Warga Lokal Jadi Prioritas, Demi Pemerataan Ekonomi
Dalam keterangan tertulis yang diterima Beritatercepat.com pada Sabtu (4/7/2026), Yandri menyatakan bahwa kebijakan ini bukan sekadar imbauan, melainkan perintah yang harus dijalankan. Langkah ini diambil agar masyarakat di sekitar koperasi benar-benar merasakan kehadiran dan manfaat ekonomi dari KDKMP, sehingga kesenjangan sosial di tingkat desa dapat ditekan seminimal mungkin.
“Jadi koperasi desa dan kelurahan Merah Putih, ini akan menyerap tenaga kerja 17 orang. Dan wajib hukumnya berasal dari desa, atau kelurahan Kopdes ini berada,” tegas Yandri Susanto.

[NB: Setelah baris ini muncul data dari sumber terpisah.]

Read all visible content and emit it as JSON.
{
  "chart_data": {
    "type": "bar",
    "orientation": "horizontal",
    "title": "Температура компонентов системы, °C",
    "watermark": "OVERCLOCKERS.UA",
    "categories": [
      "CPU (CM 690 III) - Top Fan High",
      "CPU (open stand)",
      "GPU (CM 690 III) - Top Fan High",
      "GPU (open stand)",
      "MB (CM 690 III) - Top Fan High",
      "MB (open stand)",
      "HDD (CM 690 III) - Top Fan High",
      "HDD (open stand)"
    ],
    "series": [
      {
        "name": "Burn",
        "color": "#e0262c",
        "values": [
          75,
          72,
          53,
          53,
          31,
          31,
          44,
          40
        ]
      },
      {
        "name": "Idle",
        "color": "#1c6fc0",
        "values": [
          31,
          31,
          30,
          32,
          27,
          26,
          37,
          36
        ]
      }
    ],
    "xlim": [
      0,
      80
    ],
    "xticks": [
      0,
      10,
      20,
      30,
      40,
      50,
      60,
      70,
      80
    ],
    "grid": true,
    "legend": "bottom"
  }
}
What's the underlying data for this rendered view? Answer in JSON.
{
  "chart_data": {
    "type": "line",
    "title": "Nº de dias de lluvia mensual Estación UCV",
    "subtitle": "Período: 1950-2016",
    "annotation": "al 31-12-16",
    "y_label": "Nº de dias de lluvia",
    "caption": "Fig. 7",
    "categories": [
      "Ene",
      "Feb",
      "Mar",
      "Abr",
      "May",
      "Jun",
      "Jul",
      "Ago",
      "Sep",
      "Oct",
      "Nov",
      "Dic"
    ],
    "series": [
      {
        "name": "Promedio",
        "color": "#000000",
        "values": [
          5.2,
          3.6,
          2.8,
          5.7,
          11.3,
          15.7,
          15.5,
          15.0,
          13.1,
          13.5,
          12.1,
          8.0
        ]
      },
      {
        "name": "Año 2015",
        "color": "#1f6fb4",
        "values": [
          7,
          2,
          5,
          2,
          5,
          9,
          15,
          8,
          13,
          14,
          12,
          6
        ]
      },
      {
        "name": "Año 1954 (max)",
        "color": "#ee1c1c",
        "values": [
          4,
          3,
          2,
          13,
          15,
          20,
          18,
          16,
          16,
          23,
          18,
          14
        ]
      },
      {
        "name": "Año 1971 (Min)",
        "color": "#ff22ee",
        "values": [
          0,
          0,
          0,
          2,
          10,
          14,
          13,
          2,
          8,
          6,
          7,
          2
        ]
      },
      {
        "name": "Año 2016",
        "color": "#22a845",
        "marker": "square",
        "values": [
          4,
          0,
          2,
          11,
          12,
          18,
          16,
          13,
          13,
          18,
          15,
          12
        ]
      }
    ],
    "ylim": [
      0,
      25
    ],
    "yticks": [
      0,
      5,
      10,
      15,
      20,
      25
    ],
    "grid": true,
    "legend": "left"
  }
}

Ke-17 posisi tersebut diharapkan menjadi solusi nyata bagi terbatasnya lapangan kerja di pedesaan. Dengan memprioritaskan warga lokal, pemerintah ingin memastikan bahwa pembangunan ekonomi bergerak dari bawah dan dapat dinikmati langsung oleh penduduk asli. Yandri menambahkan, program ini sekaligus menjadi instrumen untuk memperkuat kemandirian desa dan mengurangi urbanisasi yang tinggi.
Khusus di Flores Timur, di mana sejumlah desa masih menghadapi tantangan akses dan peluang ekonomi, instruksi ini dinilai sangat krusial. Media kami mencatat, kehadiran KDKMP di daerah tersebut diharapkan mampu menjadi penggerak utama kebangkitan ekonomi kerakyatan yang berkelanjutan.
Pemerintah pusat berkomitmen untuk melakukan pengawasan ketat agar prinsip perekrutan lokal ini benar-benar dijalankan. Tidak hanya dalam aspek ketenagakerjaan, transparansi pengelolaan koperasi juga menjadi fokus agar seluruh manfaat program dapat tercapai secara optimal dan merata.